If you build that rocket with conviction, the parts to finish it come faster.
Now, what I’m not sure about is if the rocket will explode mid-air or light up my world and help me see a bigger universe. It doesn’t matter. When I am 62, I want to be able to invite someone in and show them my dreams, the ones that have come to fruition and the broken ones that have made me stronger.
“Sari: the whole five yards” is performed on Thursday 15th December 14.00 at the Tristan Bates theatre.
Written and performed by Preethi Nair
Directed by Elle de Burg
Running time: Approximately 60 minutes.
Note: This is the only performance of the play in 2016.
Please contact [email protected] for tickets.

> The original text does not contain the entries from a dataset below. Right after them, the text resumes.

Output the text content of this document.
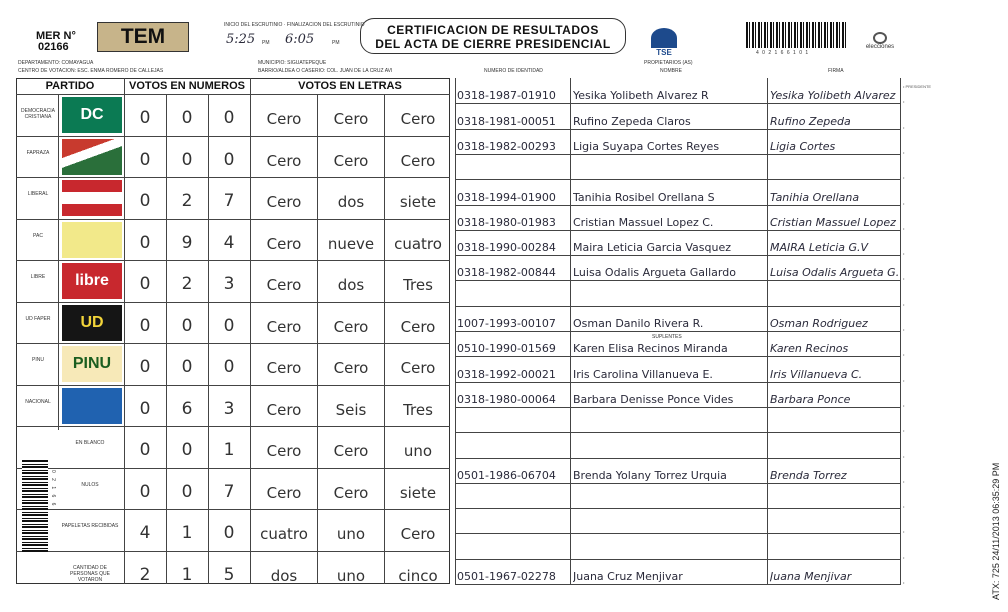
MER N°
02166	TEM	INICIO DEL ESCRUTINIO · FINALIZACION DEL ESCRUTINIO
5:25 PM 6:05	PM
CERTIFICACION DE RESULTADOS
DEL ACTA DE CIERRE PRESIDENCIAL
TSE	4 0 2 1 6 6 1 0 1
elecciones
DEPARTAMENTO: COMAYAGUA
CENTRO DE VOTACION: ESC. ENMA ROMERO DE CALLEJAS
MUNICIPIO: SIGUATEPEQUE
BARRIO/ALDEA O CASERIO: COL. JUAN DE LA CRUZ AVI	NUMERO DE IDENTIDAD
PROPIETARIOS (AS)
NOMBRE	FIRMA
PARTIDO	VOTOS EN NUMEROS	VOTOS EN LETRAS
DEMOCRACIA CRISTIANA	DC	0	0	0	Cero	Cero	Cero
FAPRAZA	0	0	0	Cero	Cero	Cero
LIBERAL	0	2	7	Cero	dos	siete
PAC	0	9	4	Cero	nueve	cuatro
LIBRE	libre	0	2	3	Cero	dos	Tres
UD FAPER	UD	0	0	0	Cero	Cero	Cero
PINU	PINU	0	0	0	Cero	Cero	Cero
NACIONAL	0	6	3	Cero	Seis	Tres
EN BLANCO	0	0	1	Cero	Cero	uno
NULOS	0	0	7	Cero	Cero	siete
PAPELETAS RECIBIDAS	4	1	0	cuatro	uno	Cero
CANTIDAD DE PERSONAS QUE VOTARON	2	1	5	dos	uno	cinco
0 2 1 6 6
SUPLENTES
0318-1987-01910	Yesika Yolibeth Alvarez R	Yesika Yolibeth Alvarez	•
0318-1981-00051	Rufino Zepeda Claros	Rufino Zepeda	•
0318-1982-00293	Ligia Suyapa Cortes Reyes	Ligia Cortes	•
•
0318-1994-01900	Tanihia Rosibel Orellana S	Tanihia Orellana	•
0318-1980-01983	Cristian Massuel Lopez C.	Cristian Massuel Lopez	•
0318-1990-00284	Maira Leticia Garcia Vasquez	MAIRA Leticia G.V	•
0318-1982-00844	Luisa Odalis Argueta Gallardo	Luisa Odalis Argueta G. •
•
1007-1993-00107	Osman Danilo Rivera R.	Osman Rodriguez	•
0510-1990-01569	Karen Elisa Recinos Miranda	Karen Recinos	•
0318-1992-00021	Iris Carolina Villanueva E.	Iris Villanueva C.	•
0318-1980-00064	Barbara Denisse Ponce Vides	Barbara Ponce	•
•
•
0501-1986-06704	Brenda Yolany Torrez Urquia	Brenda Torrez	•
•
•
•
0501-1967-02278	Juana Cruz Menjivar	Juana Menjivar	•
• PRESIDENTE
ATX: 725 24/11/2013 06:35:29 PM
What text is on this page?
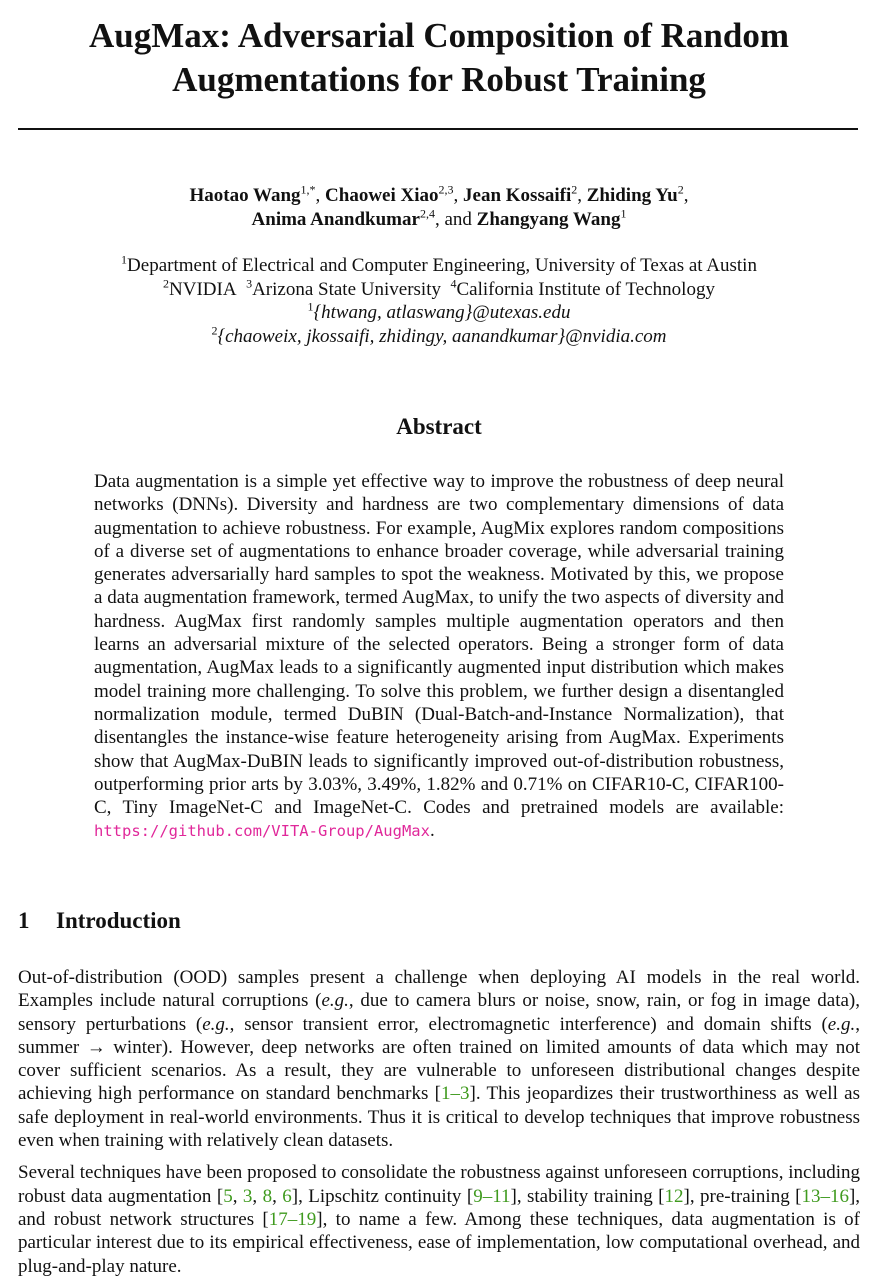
AugMax: Adversarial Composition of Random
Augmentations for Robust Training
Haotao Wang$^{1,*}$, Chaowei Xiao$^{2,3}$, Jean Kossaifi$^2$, Zhiding Yu$^2$,
Anima Anandkumar$^{2,4}$, and Zhangyang Wang$^1$
$^1$Department of Electrical and Computer Engineering, University of Texas at Austin
$^2$NVIDIA $^3$Arizona State University $^4$California Institute of Technology
$^1${htwang, atlaswang}@utexas.edu
$^2${chaoweix, jkossaifi, zhidingy, aanandkumar}@nvidia.com
Abstract
Data augmentation is a simple yet effective way to improve the robustness of deep neural networks (DNNs). Diversity and hardness are two complementary dimensions of data augmentation to achieve robustness. For example, AugMix explores random compositions of a diverse set of augmentations to enhance broader coverage, while adversarial training generates adversarially hard samples to spot the weakness. Motivated by this, we propose a data augmentation framework, termed AugMax, to unify the two aspects of diversity and hardness. AugMax first randomly samples multiple augmentation operators and then learns an adversarial mixture of the selected operators. Being a stronger form of data augmentation, AugMax leads to a significantly augmented input distribution which makes model training more challenging. To solve this problem, we further design a disentangled normalization module, termed DuBIN (Dual-Batch-and-Instance Normalization), that disentangles the instance-wise feature heterogeneity arising from AugMax. Experiments show that AugMax-DuBIN leads to significantly improved out-of-distribution robustness, outperforming prior arts by 3.03%, 3.49%, 1.82% and 0.71% on CIFAR10-C, CIFAR100-C, Tiny ImageNet-C and ImageNet-C. Codes and pretrained models are available: https://github.com/VITA-Group/AugMax.
1 Introduction

Out-of-distribution (OOD) samples present a challenge when deploying AI models in the real world. Examples include natural corruptions (e.g., due to camera blurs or noise, snow, rain, or fog in image data), sensory perturbations (e.g., sensor transient error, electromagnetic interference) and domain shifts (e.g., summer → winter). However, deep networks are often trained on limited amounts of data which may not cover sufficient scenarios. As a result, they are vulnerable to unforeseen distributional changes despite achieving high performance on standard benchmarks [1–3]. This jeopardizes their trustworthiness as well as safe deployment in real-world environments. Thus it is critical to develop techniques that improve robustness even when training with relatively clean datasets.

Several techniques have been proposed to consolidate the robustness against unforeseen corruptions, including robust data augmentation [5, 3, 8, 6], Lipschitz continuity [9–11], stability training [12], pre-training [13–16], and robust network structures [17–19], to name a few. Among these techniques, data augmentation is of particular interest due to its empirical effectiveness, ease of implementation, low computational overhead, and plug-and-play nature.
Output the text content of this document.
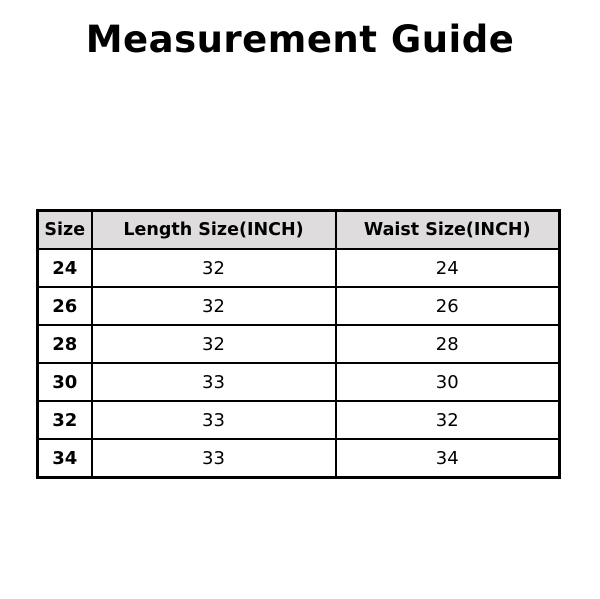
Measurement Guide
Size	Length Size(INCH)	Waist Size(INCH)
24	32	24
26	32	26
28	32	28
30	33	30
32	33	32
34	33	34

Preethi Nair left her job as a management consultant to set up her own publishing and PR company after her manuscript, Gypsy Masala, was rejected by most publishers. Not having the resources to rent an office and publish her book, she established a multinational in her bedroom and appointed feisty director, Pru Menon (an alter ego) to energetically hype her work. Nobody else knew of her plan. Working as several different people and with a frenetic double life (she was still putting on a suit and pretending to go to work), Preethi gained substantial press coverage. After two years and an amazing journey, her faith in her own talents and her perseverance in the face of consistent rejection were rewarded; she signed a three-book deal with HarperCollins. Pru was shortlisted as publicist of the year. Preethi has just completed her one woman show. She is MD of Kiss the Frog, a company that takes storytelling to organisations.